Explaination vs. Prediction

Again, some older post I had lying around. Nonetheless, the topic is still prevalent.

I recently read a great paper named To Explain or To Predict? by Galit Shmueli. She explains the differences between the “old-school” explanatory statistics and predictive statistics. I saw lots of her observations by myself.

That means predictions are often regarded as unscientific and therefore there’s a bit of a lack of good literature – lately the situation became better with the uprising of machine learning.
Nonetheless, most students don’t learn how to make predictions and you see how people use R^2 to validate models.

Sure, there are some departments that teach how to predict but they are still in the minority. Of course, there’s this other trend with Big Data. I’m personally not really excited by Big Data rather by data at all.

More Info: http://galitshmueli.com/explain-predict

I wrote this post more than 2 years ago. Now machine learning became some kind of commodity on a smaller level and something strange happened. Some of the people who work with data but didn’t learn good statistical techniques started to try to explain data which is pretty terrible. It even seems that they try to reinvent statistics. I read a post yesterday called Why big data is in trouble: they forgot about applied statistics which captured this pretty nicely.

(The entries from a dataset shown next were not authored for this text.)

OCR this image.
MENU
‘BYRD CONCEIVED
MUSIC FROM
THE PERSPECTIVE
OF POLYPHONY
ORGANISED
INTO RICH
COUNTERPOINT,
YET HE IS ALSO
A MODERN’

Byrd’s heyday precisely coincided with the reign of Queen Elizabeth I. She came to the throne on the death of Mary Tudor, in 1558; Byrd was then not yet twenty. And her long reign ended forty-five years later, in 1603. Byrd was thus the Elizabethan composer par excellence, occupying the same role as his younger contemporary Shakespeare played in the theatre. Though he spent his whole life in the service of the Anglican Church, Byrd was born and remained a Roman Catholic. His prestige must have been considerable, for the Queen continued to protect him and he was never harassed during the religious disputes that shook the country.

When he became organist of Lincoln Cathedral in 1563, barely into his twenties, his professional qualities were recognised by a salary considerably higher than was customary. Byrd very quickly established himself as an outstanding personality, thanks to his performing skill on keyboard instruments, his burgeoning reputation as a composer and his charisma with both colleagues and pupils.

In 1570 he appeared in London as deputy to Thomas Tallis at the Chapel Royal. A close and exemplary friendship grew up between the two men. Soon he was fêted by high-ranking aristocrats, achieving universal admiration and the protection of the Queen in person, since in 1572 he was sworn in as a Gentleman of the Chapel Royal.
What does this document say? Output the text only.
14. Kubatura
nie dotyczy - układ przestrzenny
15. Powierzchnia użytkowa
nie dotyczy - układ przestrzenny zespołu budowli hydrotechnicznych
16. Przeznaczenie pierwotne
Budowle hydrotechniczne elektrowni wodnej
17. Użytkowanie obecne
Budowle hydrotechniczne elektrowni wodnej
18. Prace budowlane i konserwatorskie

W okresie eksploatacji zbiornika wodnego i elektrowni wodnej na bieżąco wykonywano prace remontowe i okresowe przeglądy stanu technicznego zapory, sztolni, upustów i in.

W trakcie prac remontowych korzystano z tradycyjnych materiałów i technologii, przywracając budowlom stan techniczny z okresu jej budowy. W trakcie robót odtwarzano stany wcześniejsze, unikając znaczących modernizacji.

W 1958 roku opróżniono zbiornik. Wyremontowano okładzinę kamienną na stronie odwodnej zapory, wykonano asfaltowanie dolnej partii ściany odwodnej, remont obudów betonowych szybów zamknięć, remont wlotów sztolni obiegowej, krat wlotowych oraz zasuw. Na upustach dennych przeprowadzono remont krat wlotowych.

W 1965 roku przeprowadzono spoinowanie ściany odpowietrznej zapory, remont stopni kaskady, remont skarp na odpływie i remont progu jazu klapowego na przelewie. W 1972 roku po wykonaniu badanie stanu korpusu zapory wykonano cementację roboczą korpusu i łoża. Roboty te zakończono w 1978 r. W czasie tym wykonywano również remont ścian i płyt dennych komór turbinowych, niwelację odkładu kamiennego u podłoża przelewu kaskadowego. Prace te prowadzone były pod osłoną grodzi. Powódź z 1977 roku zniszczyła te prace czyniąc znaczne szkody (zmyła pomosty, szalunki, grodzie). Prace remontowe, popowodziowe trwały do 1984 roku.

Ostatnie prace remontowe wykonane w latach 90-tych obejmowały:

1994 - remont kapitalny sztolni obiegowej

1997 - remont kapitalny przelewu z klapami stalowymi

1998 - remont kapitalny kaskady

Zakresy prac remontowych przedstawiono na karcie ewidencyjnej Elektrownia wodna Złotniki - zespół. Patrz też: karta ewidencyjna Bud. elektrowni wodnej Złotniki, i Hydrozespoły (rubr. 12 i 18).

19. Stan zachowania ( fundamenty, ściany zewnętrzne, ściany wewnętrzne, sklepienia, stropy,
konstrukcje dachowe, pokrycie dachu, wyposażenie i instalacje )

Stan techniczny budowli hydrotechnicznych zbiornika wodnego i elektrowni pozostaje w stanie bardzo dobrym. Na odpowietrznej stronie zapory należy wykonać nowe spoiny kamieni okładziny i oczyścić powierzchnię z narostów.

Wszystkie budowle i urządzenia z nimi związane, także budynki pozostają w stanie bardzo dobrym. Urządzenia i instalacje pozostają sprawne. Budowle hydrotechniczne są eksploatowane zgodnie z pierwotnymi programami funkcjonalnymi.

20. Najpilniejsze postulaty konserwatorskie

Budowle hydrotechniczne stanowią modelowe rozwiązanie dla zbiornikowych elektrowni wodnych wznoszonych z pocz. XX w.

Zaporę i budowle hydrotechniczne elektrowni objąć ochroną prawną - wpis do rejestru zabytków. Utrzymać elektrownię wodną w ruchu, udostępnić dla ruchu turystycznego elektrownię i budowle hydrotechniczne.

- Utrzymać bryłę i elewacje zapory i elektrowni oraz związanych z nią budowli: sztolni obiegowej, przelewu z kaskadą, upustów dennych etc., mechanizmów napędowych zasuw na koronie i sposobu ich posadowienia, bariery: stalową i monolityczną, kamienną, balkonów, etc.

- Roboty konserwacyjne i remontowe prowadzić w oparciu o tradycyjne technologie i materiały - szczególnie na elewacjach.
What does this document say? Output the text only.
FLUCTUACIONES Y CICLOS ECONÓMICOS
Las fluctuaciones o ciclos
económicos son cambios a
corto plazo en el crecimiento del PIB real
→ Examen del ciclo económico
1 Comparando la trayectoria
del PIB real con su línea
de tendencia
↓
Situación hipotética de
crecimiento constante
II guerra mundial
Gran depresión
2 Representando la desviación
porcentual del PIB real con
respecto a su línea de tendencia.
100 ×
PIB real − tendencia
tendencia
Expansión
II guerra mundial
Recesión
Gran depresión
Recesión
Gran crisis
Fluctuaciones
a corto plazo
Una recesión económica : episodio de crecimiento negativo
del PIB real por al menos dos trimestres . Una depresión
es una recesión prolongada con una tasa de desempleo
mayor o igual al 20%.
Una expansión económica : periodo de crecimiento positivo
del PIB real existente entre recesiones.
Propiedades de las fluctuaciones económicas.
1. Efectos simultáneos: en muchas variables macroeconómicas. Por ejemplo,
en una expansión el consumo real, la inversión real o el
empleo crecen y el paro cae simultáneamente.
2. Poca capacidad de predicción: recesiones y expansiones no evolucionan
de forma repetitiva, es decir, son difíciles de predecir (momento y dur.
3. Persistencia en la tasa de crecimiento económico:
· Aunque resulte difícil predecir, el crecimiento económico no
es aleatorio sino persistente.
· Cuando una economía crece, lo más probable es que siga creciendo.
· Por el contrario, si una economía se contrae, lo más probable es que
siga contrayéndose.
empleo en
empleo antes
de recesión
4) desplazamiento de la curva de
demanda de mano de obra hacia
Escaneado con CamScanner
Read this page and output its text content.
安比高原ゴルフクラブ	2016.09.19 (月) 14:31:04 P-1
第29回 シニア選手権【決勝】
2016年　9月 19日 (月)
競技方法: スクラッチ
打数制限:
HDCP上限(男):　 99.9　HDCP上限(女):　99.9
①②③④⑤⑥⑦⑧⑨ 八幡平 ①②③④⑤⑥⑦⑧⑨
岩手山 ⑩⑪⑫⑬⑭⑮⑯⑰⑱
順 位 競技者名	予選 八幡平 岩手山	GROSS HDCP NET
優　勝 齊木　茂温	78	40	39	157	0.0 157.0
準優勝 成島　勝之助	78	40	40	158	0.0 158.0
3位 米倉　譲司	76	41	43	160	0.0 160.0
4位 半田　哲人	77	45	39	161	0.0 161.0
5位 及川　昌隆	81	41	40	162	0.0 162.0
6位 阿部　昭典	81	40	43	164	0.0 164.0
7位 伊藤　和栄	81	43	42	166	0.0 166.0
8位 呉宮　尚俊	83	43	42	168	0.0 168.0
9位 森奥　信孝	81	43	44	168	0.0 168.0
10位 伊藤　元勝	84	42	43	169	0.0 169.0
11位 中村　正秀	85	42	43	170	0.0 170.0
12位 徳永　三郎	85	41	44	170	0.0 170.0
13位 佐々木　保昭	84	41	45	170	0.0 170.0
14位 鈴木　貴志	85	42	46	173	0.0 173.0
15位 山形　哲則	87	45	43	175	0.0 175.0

The table at the bottom is just unbelievable. It lists different fields and the application of “big data” or “data science”. They also list that in 2012 they finally start to enter fields like biology, economics, engineering, etc. Which is more sad than hilarious. So yeah, I didn’t expect this turn.

Furthermore, I saw more and more “data science” boot camps / programs popping up. Still neglecting statistical foundations. Resulting in even more terrible studies. This trend will probably follow the Gartner Hype Cycle. As far as I can tell the peak is already reached, now it will begin to be disappointing and in a few years actually reach its plateau. Here the latest Hype Cycle from July 2013:


I see the term “prescriptive analytics” on there and just looked it up. It’s astonishing that people reinvent new terms for so much stuff and it still works. Even stuff like business intelligence is basic statistics, then came predictive analysis (still statistics), data science (hey statistics), now prescriptive analytics (still statistics).

I just have to quote one of my favorite quotes on this topic:

Someone (can’t recall the source, sorry) recently defined “data scientist” as “a data analyst who lives in California.” —baconner

Economics of Angel Investing

After writing the last post I thought a bit about the further development of innovation. What would be if we could predict successful companies (ideas) with high probability? That would allow to reallocate human capital faster and thus leading to more successes.
And one idea is a prediction market for startups. You may think that sites like AngelList go in this direction. I’m not entirely sure about this. I will first take a view on Angel Investing from an economic standpoint.

Angle Investor and Entrepreneur
This is a typical Principal-agent problem. The Entrepreneur has more information than the Investor. Often happens exactly what you will expect and that is that the Investor will look for commitments of the Entrepreneur which reveal information about his private information. Examples for these commitments are quitting one’s job, using one’s own money for funding or buying an expensive domain. Furthermore, of course, they try to grasp personal attributes of the Entrepreneur and his team.

Angel Investor and other Angel Investors
This stage is more interesting. Let’s say that our Entrepreneur got his first funding from one Angel Investor. Depending on the status of the first Angel Investor there are two different scenarios.
Firstly, assume the first Angel Investor isn’t famous. The next Angel Investor will probably see that this investment could possible be profitable but he will with a high probability go to stage one again and use his own judgment.
Secondly, now assume that the first Angel Investor is famous, a top notch one. The second Angel Investor will probably trust the judgment of the first Angel Investor so much that he will skip the first stage or neglect some flaws that he found. This is herding and leads to incorrect pricing and maybe a bubble.

We could either try to make these investments anonymously but this would be impractical. However, we could at least correct the pricing allowing short selling.
This all sounds like a stock exchange and they have a similar function, i.e. funding companies.

However, I think there’s one problem of stock exchanges for Angel Investment and that is that the expectations of the participants are different. Some Investors want 2x exists, some 5x exists, some want it in the next two years other in the next five. This is totally OK if we use these mechanisms for allocating capital.

Yet, the goal is to predict future successes and here I think prediction markets are more suitable because there are clear goals. E.g. “Company X will reach 5m in sales by 31 December, 2016.” Prediction markets do these things really good. One of the biggest problems will be liquidity which can be partially solved using aggregation or even better attracting more people to the market.